2. The relevant studies show that the average college grad will make a million more dollars over the course of his or her lifetime than the average non-college grad. This is because the pool of non-college grads, as a group, are poorer, less well-educated thorough high school, are more likely not have stayed in school at all, and are less talented, intelligent, healthy, and attractive than the pool of college grads. That is not what the Times statement says, however.
3. There is no evidence that the same intelligent, talented, motivated and able individual who graduates from college will make a million more dollars over his or her lifetime than that individual would have in the alternate universe where he or she did not go to college.
4. The college-going twin will have massive debt to deal with, however.
Widespread belief in the deceptive New York Times statement, moreover, is one reason why colleges get away with charging such obscene tuition to do…what, exactly? Yes, college is a convenient stalling method to allow immature teens to be supervised while their brains grow and they make their dumbest mistakes in life competencies in a relatively safe cocoon. Yes, the opportunity to develop interests and talents—journalism, drama, athletics, political activism, writing, public speaking, management, leadership—in the organizations fostered and funded by universities is valuable. Every other reason college is supposed to be essential, however, rests on the presumption that it teaches young adults to think, and prepares them to be productive citizens, workers and professionals because they can think clearly, rationally, creatively and without the habitual influence of emotion, rationalizations, logical fallacies and bias.

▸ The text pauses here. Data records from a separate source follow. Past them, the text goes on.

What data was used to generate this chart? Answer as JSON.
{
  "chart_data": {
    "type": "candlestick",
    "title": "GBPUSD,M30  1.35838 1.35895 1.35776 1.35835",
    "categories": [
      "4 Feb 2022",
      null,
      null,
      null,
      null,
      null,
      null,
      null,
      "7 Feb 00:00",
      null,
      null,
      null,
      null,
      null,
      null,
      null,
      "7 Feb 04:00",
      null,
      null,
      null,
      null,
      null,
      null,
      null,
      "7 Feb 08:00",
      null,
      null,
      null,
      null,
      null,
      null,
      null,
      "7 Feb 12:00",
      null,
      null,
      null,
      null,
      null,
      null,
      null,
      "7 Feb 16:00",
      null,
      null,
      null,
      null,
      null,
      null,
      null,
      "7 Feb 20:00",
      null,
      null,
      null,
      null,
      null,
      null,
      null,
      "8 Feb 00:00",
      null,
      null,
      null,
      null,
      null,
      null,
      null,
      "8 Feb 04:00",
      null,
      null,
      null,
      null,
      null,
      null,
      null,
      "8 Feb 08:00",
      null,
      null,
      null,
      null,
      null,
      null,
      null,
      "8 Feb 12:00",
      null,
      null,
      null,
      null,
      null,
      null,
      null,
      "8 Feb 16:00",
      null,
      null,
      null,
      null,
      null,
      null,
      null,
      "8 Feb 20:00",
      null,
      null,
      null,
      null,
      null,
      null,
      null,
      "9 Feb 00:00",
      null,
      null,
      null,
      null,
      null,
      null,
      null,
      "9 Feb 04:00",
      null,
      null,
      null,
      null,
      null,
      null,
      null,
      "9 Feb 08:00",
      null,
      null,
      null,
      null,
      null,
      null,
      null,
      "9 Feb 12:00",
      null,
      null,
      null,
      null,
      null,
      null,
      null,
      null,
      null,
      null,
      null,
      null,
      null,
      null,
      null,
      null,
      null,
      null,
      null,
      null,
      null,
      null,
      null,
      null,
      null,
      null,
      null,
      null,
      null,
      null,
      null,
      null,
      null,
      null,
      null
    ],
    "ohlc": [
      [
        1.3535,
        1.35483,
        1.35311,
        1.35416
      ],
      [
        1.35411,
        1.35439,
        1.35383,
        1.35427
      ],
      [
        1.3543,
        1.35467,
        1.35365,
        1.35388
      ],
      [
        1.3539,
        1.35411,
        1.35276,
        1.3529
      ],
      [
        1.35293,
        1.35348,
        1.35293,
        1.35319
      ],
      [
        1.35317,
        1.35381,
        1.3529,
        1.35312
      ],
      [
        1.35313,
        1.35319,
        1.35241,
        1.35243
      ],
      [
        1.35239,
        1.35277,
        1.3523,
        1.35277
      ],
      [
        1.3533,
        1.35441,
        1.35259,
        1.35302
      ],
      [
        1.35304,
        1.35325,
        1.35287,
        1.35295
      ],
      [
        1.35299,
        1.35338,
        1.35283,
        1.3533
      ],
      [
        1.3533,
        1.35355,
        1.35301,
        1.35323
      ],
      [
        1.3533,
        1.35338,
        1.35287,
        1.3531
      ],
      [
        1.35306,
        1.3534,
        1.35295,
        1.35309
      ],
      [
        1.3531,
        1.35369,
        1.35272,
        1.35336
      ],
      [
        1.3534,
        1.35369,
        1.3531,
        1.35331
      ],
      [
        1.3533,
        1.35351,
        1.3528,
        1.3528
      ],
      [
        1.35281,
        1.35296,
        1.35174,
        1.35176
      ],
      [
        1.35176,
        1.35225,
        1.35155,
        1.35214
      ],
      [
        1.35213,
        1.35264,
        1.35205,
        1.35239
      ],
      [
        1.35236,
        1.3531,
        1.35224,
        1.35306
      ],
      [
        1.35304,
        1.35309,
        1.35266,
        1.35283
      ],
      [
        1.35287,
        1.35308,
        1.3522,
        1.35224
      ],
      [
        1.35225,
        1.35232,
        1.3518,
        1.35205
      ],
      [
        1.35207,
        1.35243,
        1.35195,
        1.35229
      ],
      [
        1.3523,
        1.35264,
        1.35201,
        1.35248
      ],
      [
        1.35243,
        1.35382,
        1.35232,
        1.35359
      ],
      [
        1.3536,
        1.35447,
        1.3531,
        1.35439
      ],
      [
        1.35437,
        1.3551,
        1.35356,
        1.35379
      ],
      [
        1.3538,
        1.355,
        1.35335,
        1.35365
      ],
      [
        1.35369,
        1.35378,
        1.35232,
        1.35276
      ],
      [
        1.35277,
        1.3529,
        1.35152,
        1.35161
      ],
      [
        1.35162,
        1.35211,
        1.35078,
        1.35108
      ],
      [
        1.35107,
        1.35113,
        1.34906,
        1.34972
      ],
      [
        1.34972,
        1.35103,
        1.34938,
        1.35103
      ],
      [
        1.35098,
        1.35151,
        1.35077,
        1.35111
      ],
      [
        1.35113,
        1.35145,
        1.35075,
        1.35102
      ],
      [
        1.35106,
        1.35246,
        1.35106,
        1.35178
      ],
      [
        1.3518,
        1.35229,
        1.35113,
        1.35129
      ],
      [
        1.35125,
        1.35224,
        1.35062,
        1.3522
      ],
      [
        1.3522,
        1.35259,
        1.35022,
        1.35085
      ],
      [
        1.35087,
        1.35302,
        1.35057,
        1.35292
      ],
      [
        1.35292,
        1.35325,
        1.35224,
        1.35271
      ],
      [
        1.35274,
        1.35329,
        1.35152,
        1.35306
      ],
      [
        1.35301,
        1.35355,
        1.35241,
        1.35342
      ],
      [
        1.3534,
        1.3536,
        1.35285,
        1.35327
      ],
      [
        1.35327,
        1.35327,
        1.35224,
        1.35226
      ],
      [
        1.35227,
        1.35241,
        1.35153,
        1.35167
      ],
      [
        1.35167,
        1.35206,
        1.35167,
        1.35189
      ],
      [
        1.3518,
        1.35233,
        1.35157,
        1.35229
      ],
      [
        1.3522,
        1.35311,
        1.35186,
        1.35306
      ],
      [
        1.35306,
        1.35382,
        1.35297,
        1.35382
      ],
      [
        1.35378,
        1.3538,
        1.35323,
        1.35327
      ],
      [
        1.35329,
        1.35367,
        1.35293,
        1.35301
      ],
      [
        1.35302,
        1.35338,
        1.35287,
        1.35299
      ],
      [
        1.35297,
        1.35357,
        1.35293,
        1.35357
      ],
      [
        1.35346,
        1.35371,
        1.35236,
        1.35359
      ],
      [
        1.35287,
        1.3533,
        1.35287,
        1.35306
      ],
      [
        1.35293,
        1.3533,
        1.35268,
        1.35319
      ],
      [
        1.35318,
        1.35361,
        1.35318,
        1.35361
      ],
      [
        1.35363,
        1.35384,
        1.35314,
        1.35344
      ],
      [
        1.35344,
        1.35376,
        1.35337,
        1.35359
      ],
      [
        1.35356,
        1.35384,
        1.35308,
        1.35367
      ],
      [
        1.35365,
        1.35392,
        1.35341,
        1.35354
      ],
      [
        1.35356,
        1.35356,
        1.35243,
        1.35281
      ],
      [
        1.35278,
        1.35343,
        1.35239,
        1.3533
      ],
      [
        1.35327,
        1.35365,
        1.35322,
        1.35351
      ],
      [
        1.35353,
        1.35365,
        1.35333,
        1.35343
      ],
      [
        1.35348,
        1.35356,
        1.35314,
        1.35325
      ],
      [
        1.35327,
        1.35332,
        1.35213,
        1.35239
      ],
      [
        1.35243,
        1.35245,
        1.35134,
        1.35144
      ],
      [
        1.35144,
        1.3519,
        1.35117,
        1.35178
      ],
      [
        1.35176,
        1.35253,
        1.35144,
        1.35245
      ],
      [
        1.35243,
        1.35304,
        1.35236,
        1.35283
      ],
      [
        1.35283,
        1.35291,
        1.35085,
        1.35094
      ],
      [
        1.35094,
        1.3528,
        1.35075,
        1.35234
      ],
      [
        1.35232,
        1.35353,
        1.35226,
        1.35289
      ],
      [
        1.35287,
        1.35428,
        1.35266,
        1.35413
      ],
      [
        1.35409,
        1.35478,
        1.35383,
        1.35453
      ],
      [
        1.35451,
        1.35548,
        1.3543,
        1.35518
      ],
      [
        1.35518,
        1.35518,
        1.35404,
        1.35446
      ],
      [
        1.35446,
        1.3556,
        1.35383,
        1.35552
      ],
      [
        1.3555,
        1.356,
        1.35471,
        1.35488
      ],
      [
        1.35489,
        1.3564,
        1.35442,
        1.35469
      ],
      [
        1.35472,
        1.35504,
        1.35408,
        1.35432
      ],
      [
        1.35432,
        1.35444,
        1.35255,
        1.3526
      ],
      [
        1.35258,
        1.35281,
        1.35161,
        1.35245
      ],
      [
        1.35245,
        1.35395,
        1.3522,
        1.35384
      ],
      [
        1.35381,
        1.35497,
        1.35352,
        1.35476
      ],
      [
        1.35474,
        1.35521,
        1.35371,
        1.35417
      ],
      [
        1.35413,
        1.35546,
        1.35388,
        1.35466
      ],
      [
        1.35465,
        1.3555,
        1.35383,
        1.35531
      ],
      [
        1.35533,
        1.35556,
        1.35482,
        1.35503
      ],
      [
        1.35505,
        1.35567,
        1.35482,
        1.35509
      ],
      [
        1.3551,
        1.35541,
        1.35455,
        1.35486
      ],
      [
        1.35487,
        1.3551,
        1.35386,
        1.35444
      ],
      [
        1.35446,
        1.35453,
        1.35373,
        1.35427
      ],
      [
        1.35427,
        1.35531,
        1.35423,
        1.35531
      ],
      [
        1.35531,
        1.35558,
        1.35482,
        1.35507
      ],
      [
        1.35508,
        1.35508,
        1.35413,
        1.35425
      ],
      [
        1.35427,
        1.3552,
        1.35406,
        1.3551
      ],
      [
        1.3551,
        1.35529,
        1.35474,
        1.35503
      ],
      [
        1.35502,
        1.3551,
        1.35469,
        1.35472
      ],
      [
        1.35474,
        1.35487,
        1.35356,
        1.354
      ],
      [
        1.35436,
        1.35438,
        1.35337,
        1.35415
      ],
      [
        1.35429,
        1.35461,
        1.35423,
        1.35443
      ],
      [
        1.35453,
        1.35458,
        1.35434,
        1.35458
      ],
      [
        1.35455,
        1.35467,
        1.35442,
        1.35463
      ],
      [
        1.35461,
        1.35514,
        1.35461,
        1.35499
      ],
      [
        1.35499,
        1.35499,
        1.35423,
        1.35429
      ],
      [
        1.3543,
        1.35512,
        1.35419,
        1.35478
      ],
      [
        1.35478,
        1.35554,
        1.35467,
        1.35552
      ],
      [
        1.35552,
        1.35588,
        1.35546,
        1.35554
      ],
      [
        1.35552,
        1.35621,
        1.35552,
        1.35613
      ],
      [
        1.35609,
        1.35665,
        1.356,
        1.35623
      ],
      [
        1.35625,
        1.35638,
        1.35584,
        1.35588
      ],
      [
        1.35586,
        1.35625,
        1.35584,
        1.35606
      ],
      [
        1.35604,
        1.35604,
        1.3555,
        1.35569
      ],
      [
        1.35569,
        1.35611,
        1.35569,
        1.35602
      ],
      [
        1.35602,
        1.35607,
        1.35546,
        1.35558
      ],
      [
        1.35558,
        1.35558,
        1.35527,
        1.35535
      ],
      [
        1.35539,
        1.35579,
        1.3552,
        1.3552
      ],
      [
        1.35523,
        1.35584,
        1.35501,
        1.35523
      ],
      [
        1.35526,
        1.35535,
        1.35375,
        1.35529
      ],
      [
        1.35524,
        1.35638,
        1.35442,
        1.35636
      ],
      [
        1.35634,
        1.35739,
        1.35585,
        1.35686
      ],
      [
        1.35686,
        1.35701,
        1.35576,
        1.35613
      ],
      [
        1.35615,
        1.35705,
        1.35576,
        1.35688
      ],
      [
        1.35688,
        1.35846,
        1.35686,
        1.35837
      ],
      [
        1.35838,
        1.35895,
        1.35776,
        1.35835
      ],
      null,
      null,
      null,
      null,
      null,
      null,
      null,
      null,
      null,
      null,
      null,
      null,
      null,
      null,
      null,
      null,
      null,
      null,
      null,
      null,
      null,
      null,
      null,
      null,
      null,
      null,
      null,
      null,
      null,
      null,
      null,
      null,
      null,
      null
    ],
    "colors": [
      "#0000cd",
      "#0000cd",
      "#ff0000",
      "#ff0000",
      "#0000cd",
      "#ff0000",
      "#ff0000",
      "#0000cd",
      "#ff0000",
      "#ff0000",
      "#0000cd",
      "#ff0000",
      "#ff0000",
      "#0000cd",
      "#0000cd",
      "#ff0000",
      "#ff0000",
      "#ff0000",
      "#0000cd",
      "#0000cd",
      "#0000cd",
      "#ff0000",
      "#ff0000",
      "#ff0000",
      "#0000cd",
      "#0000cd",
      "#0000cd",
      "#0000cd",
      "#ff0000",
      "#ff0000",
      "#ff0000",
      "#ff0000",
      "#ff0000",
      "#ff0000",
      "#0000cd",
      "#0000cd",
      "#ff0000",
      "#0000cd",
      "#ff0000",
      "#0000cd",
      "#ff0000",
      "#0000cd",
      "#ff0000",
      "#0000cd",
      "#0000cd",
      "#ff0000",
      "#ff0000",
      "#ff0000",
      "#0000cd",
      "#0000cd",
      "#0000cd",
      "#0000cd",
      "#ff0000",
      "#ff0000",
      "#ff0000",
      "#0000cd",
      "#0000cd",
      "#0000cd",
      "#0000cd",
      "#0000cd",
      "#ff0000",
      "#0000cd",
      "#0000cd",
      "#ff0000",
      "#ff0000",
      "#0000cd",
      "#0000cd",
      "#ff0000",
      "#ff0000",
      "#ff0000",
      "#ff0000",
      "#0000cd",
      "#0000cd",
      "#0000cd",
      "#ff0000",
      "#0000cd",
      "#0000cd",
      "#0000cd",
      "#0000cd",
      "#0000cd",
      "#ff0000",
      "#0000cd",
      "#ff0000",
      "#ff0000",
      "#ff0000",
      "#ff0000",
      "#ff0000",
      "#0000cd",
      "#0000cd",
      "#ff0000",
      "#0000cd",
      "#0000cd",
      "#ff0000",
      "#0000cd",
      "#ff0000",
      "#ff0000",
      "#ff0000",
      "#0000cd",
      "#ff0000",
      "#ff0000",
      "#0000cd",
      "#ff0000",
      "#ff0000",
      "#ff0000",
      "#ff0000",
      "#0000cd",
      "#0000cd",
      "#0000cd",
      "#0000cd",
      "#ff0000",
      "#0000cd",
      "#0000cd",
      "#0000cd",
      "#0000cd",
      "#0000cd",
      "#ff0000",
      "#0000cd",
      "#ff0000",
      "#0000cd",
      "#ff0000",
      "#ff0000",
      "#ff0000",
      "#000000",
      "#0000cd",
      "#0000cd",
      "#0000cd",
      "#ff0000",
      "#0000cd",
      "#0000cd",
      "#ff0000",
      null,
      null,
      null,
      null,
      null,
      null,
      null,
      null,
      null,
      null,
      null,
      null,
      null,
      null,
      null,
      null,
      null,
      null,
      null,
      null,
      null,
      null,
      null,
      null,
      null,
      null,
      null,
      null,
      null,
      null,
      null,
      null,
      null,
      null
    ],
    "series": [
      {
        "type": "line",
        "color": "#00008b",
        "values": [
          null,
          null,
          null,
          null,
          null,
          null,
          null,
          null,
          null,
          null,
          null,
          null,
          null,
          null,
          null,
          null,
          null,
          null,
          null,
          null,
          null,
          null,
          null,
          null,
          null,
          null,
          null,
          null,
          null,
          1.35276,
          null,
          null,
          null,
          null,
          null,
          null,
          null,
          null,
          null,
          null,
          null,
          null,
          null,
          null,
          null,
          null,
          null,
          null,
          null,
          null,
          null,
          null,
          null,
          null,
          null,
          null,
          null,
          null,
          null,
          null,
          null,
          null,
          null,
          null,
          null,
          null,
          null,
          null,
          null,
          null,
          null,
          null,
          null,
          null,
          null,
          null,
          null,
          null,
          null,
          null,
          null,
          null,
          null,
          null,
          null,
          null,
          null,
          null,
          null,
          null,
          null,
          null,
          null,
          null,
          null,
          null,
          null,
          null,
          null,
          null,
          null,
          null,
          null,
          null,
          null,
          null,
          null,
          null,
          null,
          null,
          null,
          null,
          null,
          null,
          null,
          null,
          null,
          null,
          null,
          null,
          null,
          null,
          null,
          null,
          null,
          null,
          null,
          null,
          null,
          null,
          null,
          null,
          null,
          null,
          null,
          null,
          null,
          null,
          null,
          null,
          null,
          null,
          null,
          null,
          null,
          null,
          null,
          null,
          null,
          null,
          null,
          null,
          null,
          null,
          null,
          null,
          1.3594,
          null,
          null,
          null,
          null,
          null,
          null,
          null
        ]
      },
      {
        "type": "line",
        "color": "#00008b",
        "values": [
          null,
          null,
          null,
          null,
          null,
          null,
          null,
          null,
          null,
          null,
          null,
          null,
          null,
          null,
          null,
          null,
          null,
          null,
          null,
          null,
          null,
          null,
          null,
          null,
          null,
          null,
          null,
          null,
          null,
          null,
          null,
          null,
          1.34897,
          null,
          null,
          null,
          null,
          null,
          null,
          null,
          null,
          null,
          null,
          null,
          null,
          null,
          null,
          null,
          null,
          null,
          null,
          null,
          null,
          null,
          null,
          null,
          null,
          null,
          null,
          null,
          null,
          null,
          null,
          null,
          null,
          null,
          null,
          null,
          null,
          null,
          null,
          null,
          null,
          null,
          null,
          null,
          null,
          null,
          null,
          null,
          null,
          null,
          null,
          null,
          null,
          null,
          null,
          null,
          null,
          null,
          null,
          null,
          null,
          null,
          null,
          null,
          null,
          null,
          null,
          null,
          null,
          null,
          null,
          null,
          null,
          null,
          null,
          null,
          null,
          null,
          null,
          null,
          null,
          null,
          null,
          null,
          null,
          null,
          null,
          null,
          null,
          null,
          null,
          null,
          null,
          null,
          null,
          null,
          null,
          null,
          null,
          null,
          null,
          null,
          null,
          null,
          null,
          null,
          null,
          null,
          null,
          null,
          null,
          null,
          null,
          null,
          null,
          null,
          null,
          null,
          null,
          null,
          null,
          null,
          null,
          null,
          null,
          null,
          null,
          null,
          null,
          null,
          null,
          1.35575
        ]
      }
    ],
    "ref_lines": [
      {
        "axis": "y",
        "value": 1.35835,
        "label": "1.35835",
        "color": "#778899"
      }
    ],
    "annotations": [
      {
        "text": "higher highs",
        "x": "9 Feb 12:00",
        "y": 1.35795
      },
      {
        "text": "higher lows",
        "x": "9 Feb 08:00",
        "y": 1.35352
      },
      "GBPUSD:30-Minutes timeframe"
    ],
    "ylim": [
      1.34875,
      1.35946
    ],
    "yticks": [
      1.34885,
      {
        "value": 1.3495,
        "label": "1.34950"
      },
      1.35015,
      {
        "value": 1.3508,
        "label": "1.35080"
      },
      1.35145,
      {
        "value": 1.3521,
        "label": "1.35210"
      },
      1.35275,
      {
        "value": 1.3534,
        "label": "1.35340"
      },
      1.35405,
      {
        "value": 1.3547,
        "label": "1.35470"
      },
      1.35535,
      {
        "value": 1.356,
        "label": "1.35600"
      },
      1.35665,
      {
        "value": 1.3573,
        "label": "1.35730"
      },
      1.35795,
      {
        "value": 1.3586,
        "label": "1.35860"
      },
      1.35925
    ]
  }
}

The evidence—not just one study— suggests that college does not do that, and hasn’t for some time. If this is a fact, and objective consideration strongly points to that conclusion, then a crucial section of the foundation of our society has become unstable, threatening the rest. The ethical (competent, responsible) response to this very serious, indeed dangerous problem is to accept that it is a problem, and to accept the daunting challenge of re-thinking our criteria for identifying qualified employees, re-evaluating the credentialing of colleges, placing professors, courses and degrees under some kind of fair but rigorous scrutiny, and having the courage to consider whether what once was a functional and trustworthy model is no longer able to deliver to American society what it needs.
For decades, the response of policy makers and social engineers has been denial…perhaps because their own critical thinking skills are flawed.
Critical thinking is essential to ethical analysis too.